Sunday, March 29, 2009

Carter's Tern-about

When a 20-something woman began running down Barefoot Beach I took notice. In front of her was a flock of 25-30 Royal Terns and assorted gulls and her intent was obvious - get every single bird to fly. As bird after bird took off to avoid the rampaging woman in a sun dress, Ma-Le suggested that we (including my sister Tara and family) get up and rampage toward the woman. I would have done it if I wasn't tired, comfortable, lazy and just too embarrassed to perform this display of karmic balance. I wish I had - I was annoyed - the woman not only disrupted our peaceful setting but when birds are disturbed like this they waste energy. One person doing this might not impact them much but repeated disruptions?

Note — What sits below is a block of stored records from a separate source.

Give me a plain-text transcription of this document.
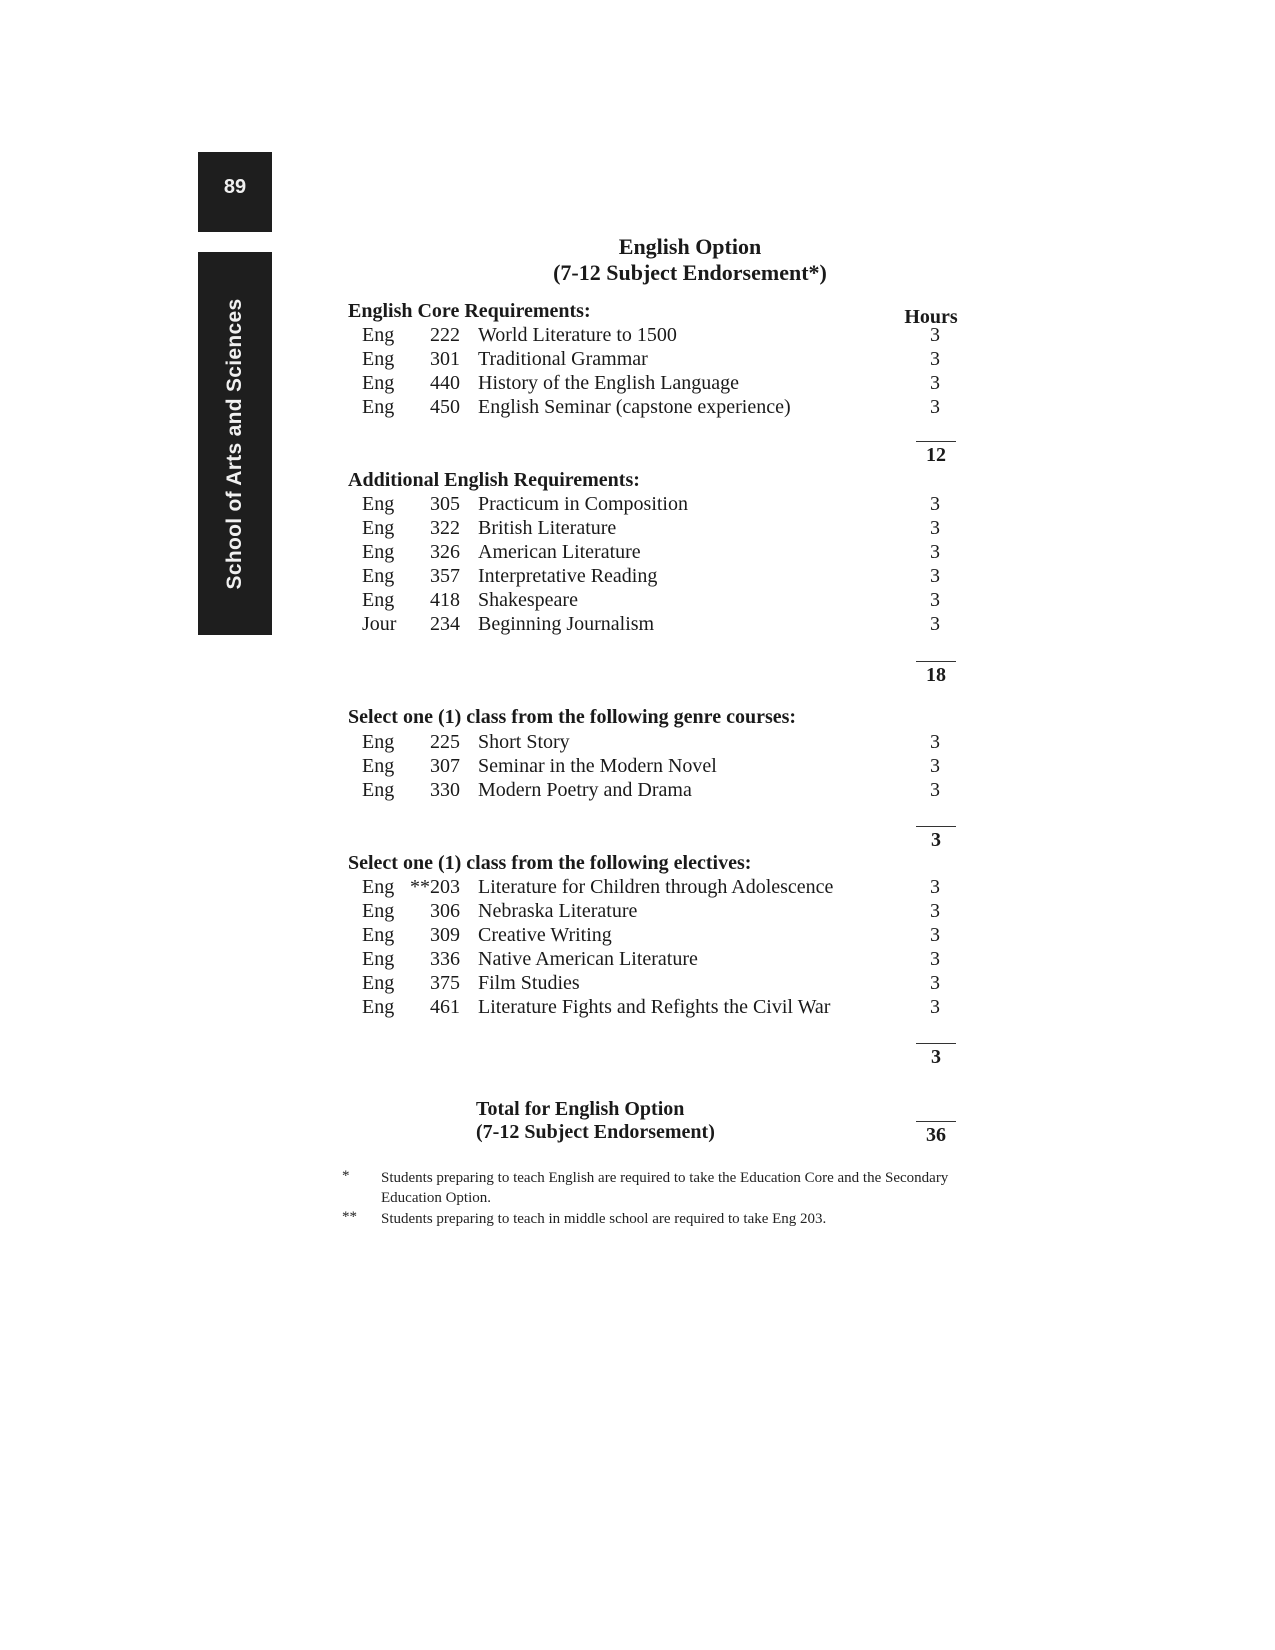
89
School of Arts and Sciences
English Option
(7-12 Subject Endorsement*)
Hours
English Core Requirements:
Eng	222 World Literature to 1500	3
Eng	301 Traditional Grammar	3
Eng	440 History of the English Language	3
Eng	450 English Seminar (capstone experience)	3
12
Additional English Requirements:
Eng	305 Practicum in Composition	3
Eng	322 British Literature	3
Eng	326 American Literature	3
Eng	357 Interpretative Reading	3
Eng	418 Shakespeare	3
Jour	234 Beginning Journalism	3
18
Select one (1) class from the following genre courses:
Eng	225 Short Story	3
Eng	307 Seminar in the Modern Novel	3
Eng	330 Modern Poetry and Drama	3
3
Select one (1) class from the following electives:
Eng **203 Literature for Children through Adolescence	3
Eng	306 Nebraska Literature	3
Eng	309 Creative Writing	3
Eng	336 Native American Literature	3
Eng	375 Film Studies	3
Eng	461 Literature Fights and Refights the Civil War	3
3
Total for English Option
(7-12 Subject Endorsement)	36
* Students preparing to teach English are required to take the Education Core and the Secondary Education Option.
** Students preparing to teach in middle school are required to take Eng 203.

The woman and friends passed. The birds settled back down and relaxed and than my nephew decided to go for a stroll of his own.
Ah - some day I'll explain it all to him.....


  1. it's cute when a toddler does it

  2. Nice story Pete. I have been in just such a situation not far from the flock watching them with my scope when people have just wandered right past me and into the flocks fright range making them all lift off. Thanks, I wasn't watching them or anything.

  3. well they are just birds. My other sister actually watched a ten year old throwing rocks at gulls. She threw rocks at the boy and asked how he liked it. I don't condone it - but it was funny.

  4. phew! your sister is crazy! Carter is so cute. Glad he got to enjoy the beach it looks like it was a nice evening.

  5. Excuse the tardiness of this reply, but I'm just now reviewing a manuscript that addresses just this sort of human disturbance on waterbirds. There's actually a great body of literature emerging that examines the costs and benefits of such disturbance. Though the birds clearly expend energy moving away from the immediate disturbance, they often "benefit" greatly from the vast amount of food we so eagerly provide.

    Still, I would have loved to chase after the woman.